A tensão entre os Estados Unidos e a União Europeia volta a subir de tom devido às políticas aplicadas às grandes empresas tecnológicas. Donald Trump tem manifestado desagrado ao longo dos anos em relação à quantidade e à dimensão das coimas impostas pelo bloco europeu às firmas norte-americanas. Agora, o embaixador dos Estados Unidos na União Europeia, Andrew Puzder, deixou um aviso claro de que estas penalizações e o excesso de regulação no continente podem afectar a participação europeia na economia da inteligência artificial.
Numa entrevista à CNBC, Andrew Puzder foi peremptório. O diplomata afirmou que, se a União Europeia pretende participar na economia da inteligência artificial, vai necessitar de centros de dados, de informação e de acesso ao hardware norte-americano. Na mesma intervenção, sublinhou que não é possível legislar em excesso, alterar as regras do jogo constantemente e atingir as empresas com multas avultadas.
O embaixador acrescentou ainda que são precisamente estas empresas que podem disponibilizar a infra-estrutura necessária. Segundo Puzder, se a Europa afastar estas firmas do continente através da regulação, vai acabar por ficar de fora do sector da inteligência artificial.
O histórico de tensões e a defesa europeia
Esta posição não representa uma novidade absoluta. Em Agosto de 2025, o Presidente Donald Trump prometeu aplicar tarifas adicionais e restrições de exportação a todos os países cujas leis, impostos e regulações visassem as empresas dos Estados Unidos. Na altura, o líder norte-americano frisou que a América e as suas tecnológicas deixaram de ser o “capacho” ou o “mealheiro” do resto do mundo.

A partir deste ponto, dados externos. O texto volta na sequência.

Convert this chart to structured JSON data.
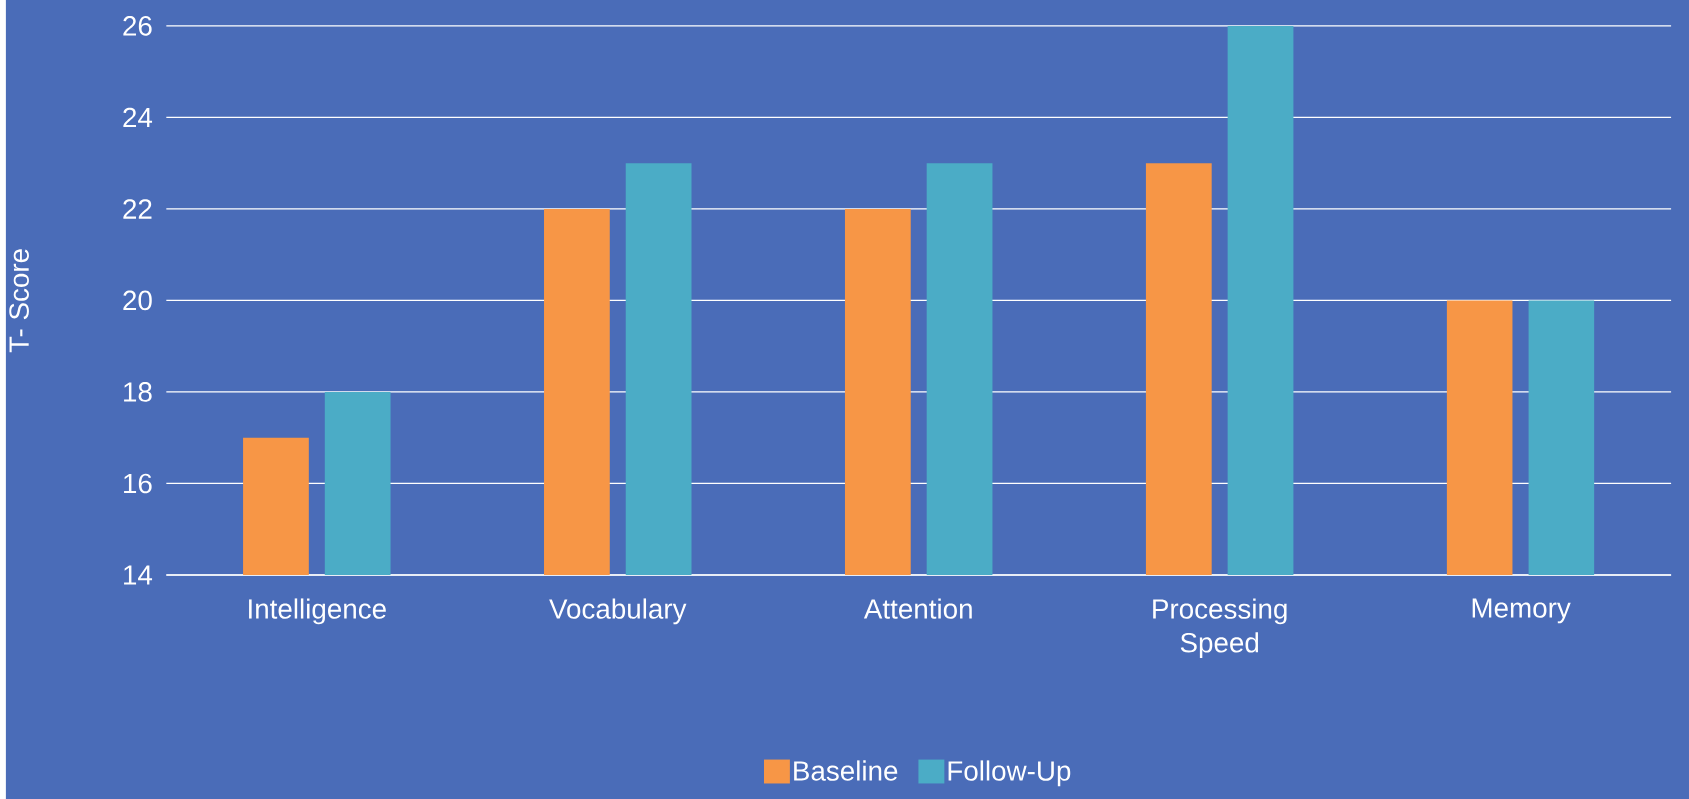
{
  "chart_data": {
    "type": "bar",
    "ylabel": "T- Score",
    "categories": [
      "Intelligence",
      "Vocabulary",
      "Attention",
      "Processing Speed",
      "Memory"
    ],
    "series": [
      {
        "name": "Baseline",
        "color": "#f79646",
        "values": [
          17,
          22,
          22,
          23,
          20
        ]
      },
      {
        "name": "Follow-Up",
        "color": "#4bacc6",
        "values": [
          18,
          23,
          23,
          26,
          20
        ]
      }
    ],
    "ylim": [
      14,
      26
    ],
    "yticks": [
      14,
      16,
      18,
      20,
      22,
      24,
      26
    ],
    "grid": "y",
    "legend": "bottom"
  }
}
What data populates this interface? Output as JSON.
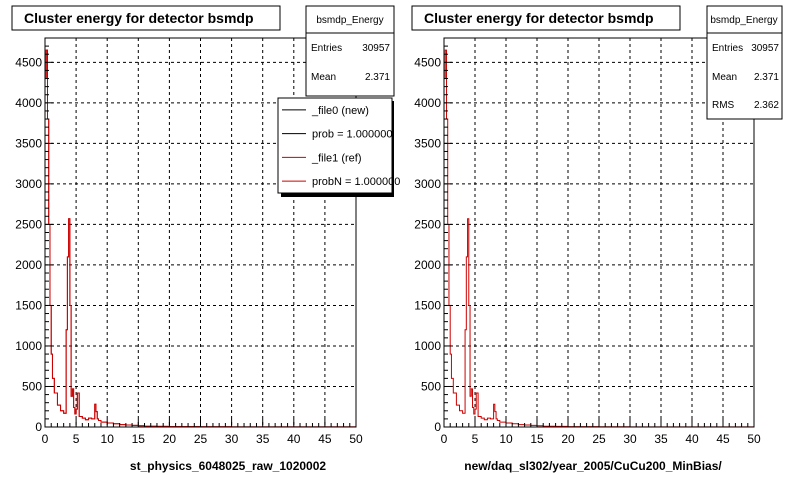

Do lado europeu, a comissária da concorrência, Teresa Ribera, tem defendido a regulação aplicada às gigantes tecnológicas. No ano passado, a responsável enfatizou que as entidades a operar no continente têm de seguir as leis locais e respeitar os valores europeus.
No entanto, ao longo dos últimos doze meses, a União Europeia deu bastantes argumentos a Washington. A penalização mais mediática surgiu em Setembro de 2025, quando a Comissão Europeia multou a Google em 2,95 mil milhões de euros devido ao seu negócio de tecnologia de publicidade. A empresa foi acusada de favorecer os próprios serviços e de prejudicar rivais, anunciantes e editores.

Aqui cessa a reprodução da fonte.